Perhaps the most amazing part about the ballad of George Lucas and the fans who turned against his is that nothing like that can ever happen again. What makes Star Wars so different other franchises, besides it incredible on filmmaking itself and how it has leaked into the public’s psyche through cultural osmosis, is that rarely does one man’s vision turn into a global phenomenon. Star Wars is not adapted from a book, graphic novel, or television series. The story was meant to be told primarily on the silver screen and Lucas did this without selling out to the corporate studios.

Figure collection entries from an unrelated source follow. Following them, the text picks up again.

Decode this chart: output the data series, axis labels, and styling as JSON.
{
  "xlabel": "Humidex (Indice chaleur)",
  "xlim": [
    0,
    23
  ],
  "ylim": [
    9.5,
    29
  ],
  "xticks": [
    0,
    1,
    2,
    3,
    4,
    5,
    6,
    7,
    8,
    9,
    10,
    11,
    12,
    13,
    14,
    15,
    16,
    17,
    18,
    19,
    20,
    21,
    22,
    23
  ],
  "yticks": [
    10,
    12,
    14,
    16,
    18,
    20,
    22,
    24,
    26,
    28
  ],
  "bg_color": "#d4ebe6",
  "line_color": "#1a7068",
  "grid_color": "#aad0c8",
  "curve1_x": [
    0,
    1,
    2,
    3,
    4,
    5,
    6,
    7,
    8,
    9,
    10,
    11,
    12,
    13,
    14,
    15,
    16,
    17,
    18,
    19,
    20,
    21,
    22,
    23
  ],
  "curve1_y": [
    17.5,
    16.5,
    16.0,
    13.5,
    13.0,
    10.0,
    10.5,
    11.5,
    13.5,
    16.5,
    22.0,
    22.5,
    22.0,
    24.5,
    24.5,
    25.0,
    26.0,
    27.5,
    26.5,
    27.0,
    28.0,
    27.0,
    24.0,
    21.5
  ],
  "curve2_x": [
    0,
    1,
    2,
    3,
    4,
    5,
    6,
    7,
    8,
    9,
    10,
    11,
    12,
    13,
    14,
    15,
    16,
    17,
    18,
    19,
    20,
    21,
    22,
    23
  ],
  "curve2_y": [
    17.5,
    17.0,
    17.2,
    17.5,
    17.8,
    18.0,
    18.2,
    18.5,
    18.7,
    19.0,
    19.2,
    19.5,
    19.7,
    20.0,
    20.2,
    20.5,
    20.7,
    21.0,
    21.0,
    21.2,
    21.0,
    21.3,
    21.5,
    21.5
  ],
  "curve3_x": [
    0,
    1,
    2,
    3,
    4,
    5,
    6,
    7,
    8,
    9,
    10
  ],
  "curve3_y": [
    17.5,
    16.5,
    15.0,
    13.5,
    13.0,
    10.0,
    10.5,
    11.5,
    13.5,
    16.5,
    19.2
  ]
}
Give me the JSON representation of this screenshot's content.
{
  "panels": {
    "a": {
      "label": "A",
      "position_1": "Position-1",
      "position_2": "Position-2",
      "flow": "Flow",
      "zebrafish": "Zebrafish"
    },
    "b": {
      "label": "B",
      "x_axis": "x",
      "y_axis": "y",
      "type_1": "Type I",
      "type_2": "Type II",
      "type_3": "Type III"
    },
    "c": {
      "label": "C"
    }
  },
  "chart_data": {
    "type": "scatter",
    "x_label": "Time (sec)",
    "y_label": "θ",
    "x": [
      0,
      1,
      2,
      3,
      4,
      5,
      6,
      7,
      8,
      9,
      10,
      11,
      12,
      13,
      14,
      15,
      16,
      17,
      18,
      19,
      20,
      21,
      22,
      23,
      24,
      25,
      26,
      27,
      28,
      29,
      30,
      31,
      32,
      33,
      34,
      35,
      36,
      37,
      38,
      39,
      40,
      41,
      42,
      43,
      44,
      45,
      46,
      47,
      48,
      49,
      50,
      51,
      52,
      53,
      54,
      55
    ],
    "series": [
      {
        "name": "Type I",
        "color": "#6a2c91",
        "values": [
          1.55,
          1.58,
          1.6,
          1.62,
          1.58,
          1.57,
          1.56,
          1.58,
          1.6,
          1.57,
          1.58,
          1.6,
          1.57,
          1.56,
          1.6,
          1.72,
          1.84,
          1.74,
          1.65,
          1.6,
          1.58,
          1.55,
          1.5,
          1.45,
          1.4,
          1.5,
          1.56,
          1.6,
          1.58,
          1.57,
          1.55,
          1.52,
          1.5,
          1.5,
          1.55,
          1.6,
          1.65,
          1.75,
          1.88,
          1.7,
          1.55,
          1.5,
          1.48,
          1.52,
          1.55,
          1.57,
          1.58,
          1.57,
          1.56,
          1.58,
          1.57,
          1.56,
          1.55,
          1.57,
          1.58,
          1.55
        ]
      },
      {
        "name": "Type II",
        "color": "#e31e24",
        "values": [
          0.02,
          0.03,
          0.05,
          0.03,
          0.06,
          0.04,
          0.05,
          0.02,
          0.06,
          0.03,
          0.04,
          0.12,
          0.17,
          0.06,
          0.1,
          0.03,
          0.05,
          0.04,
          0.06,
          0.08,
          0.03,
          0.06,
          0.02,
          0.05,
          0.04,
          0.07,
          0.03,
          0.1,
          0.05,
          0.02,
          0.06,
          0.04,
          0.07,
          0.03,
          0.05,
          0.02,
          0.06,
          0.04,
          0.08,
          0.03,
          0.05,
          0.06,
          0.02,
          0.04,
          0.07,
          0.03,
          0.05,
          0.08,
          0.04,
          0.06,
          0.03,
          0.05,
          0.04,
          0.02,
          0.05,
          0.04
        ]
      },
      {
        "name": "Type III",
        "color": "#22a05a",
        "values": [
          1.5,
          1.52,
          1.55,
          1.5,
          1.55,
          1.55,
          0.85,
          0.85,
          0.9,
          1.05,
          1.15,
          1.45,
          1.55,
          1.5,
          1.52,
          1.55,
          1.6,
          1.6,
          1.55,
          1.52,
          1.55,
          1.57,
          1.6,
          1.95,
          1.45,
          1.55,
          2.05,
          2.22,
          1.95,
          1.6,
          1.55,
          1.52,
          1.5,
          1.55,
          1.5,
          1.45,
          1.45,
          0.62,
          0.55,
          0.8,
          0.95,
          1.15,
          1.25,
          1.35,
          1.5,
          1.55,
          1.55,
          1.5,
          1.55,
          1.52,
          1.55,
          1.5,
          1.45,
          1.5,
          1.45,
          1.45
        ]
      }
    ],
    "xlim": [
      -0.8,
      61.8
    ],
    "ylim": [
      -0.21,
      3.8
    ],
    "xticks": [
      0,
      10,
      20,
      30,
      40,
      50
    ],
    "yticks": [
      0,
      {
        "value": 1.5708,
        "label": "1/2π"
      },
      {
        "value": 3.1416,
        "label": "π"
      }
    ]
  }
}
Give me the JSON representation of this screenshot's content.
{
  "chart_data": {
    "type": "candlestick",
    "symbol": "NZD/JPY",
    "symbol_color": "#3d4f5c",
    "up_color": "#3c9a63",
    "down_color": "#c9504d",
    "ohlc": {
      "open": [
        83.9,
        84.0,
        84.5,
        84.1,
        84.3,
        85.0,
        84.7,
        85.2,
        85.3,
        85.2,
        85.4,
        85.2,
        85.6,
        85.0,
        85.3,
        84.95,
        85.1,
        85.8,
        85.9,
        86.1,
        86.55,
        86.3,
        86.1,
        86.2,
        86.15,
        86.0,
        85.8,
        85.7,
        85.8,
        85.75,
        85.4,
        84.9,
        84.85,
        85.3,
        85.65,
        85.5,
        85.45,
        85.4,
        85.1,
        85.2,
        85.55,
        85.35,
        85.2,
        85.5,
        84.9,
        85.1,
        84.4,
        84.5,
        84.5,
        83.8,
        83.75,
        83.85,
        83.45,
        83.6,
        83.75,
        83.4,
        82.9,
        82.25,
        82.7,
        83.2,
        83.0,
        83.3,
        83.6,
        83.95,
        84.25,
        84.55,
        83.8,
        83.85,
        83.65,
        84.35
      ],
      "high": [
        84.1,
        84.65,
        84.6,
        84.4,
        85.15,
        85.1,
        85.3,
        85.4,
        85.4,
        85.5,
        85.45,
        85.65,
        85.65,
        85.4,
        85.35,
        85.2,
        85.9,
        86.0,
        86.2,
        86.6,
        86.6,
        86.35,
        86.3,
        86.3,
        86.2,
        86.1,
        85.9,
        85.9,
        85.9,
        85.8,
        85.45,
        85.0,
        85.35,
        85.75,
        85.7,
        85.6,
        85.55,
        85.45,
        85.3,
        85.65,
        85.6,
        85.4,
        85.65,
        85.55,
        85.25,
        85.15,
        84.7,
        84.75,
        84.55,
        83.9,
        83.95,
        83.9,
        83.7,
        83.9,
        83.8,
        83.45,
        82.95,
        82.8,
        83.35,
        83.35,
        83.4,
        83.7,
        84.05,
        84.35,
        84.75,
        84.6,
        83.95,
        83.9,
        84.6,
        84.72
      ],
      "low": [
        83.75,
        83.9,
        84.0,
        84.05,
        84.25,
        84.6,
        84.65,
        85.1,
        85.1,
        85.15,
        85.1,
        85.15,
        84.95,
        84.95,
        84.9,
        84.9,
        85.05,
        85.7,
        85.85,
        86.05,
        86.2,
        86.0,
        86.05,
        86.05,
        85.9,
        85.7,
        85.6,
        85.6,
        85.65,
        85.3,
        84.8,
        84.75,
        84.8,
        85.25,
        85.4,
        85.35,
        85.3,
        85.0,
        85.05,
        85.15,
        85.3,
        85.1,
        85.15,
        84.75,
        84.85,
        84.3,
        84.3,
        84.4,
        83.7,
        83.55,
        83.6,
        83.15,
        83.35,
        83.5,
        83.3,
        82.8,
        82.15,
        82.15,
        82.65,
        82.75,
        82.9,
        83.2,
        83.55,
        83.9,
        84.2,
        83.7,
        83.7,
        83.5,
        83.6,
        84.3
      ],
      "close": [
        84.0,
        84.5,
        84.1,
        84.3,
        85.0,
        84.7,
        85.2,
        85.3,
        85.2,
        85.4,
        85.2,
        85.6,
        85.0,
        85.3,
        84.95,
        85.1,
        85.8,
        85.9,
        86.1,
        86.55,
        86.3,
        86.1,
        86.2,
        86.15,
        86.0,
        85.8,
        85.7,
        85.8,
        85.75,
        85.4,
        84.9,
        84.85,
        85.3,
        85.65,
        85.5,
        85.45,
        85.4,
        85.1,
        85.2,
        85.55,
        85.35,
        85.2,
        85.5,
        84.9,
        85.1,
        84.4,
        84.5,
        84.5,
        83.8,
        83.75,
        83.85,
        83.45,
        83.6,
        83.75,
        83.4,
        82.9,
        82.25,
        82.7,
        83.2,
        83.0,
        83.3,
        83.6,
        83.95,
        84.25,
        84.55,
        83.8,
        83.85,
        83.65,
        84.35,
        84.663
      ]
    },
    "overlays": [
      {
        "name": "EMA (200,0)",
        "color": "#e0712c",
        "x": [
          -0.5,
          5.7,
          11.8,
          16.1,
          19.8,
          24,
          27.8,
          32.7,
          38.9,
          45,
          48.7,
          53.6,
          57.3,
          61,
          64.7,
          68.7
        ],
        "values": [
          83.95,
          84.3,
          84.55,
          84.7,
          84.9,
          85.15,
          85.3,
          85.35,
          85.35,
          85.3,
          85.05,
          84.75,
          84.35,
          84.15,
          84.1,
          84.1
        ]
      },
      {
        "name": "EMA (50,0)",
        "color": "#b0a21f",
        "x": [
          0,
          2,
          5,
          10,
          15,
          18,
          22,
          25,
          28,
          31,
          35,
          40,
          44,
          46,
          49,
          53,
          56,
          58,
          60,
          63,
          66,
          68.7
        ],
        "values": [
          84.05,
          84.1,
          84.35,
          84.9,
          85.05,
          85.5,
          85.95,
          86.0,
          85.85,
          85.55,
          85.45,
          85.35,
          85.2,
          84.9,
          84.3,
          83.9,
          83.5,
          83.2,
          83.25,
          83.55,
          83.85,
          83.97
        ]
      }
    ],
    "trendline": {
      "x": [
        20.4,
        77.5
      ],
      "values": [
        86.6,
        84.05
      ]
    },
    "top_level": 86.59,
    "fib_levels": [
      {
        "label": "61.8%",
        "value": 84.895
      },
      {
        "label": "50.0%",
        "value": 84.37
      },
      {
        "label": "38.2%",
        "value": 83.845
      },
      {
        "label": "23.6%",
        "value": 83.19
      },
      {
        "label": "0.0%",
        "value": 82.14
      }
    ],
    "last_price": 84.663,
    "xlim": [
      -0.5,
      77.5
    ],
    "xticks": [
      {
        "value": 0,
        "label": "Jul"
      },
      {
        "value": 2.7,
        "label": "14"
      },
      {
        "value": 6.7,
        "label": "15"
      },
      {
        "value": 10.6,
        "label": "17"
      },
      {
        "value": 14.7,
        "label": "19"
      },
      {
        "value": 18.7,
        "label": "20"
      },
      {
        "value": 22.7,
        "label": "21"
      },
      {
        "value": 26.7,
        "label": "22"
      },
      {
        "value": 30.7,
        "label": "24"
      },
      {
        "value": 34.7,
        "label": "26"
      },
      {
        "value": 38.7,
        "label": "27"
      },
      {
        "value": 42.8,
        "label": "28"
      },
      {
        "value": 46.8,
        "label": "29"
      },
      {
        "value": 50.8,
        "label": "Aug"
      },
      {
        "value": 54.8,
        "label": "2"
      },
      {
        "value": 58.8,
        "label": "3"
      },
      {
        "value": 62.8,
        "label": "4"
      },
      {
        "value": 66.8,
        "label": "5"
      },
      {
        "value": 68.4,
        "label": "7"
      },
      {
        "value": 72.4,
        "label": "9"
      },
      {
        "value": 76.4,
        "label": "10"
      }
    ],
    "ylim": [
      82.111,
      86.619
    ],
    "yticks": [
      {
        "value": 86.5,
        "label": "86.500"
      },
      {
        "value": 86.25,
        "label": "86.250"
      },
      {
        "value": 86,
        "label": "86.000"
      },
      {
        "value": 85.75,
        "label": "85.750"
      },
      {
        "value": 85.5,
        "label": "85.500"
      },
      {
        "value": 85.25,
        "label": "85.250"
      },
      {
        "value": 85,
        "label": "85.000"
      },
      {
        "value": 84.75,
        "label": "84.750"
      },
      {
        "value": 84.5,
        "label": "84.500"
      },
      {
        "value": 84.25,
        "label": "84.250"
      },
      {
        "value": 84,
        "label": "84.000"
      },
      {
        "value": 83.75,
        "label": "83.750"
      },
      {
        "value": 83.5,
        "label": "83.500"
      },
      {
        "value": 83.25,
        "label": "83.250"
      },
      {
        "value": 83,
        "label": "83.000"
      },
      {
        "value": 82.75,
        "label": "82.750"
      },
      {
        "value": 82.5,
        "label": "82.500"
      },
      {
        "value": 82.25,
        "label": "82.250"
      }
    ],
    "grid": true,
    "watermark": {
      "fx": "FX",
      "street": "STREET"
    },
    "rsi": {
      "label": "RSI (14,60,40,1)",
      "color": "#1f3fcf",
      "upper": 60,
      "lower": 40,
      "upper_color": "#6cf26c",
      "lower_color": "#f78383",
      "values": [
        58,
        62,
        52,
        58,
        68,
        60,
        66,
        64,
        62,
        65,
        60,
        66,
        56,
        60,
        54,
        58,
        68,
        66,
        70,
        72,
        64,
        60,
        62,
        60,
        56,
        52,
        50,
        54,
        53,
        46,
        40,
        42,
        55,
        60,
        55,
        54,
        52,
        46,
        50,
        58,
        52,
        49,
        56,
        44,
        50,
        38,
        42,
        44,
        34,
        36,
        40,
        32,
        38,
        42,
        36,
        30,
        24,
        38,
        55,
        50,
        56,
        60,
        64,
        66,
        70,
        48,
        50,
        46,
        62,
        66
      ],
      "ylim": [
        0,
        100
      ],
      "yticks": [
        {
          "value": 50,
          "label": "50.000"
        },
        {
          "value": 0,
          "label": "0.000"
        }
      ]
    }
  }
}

Star Wars is different from the other films that have different versions because he personally financed every single one of his six Star Wars movies and had the foresight acquire the rights to his sequels before ANH was even released. It is unfortunate that the man who built his own filmmaking empire with Lucasfilm Ltd, the creation of the leading special effects studio in the business in Industrial Light and Magic, developed the gold standard in audio quality that changed the audio experience in theaters in THX, and started up the animation company, Pixar, which has gained critical acclaim for their movies, has had to endure the abuse from the fans whom he makes these films for, for everything he has done creatively since 1983. No other film franchise has had the kind of dedicated creator that Star Wars had and unfortunately those fans were the reason as to why he did don’t revisit the saga one last time for a sequel trilogy. The fans got their way with huge reduction in screen time that Jar Jar received after Episode I. Even though he had an entire fulfilling storyline in place for him. They got their way again when they bullied him into no longer “messing” with their childhood. As God loved his children who have sinned against him, he still extended a way for salvation, George Lucas cared about his creation and his fans so much that he was willing to part ways with it for it to be received by a new generation of fans. Star Wars fans bit the hand that fed them, and now they are stuck with Disney’s Star Wars: Greatest Hits. Once again proving that no one hates Star Wars like Star Wars fans.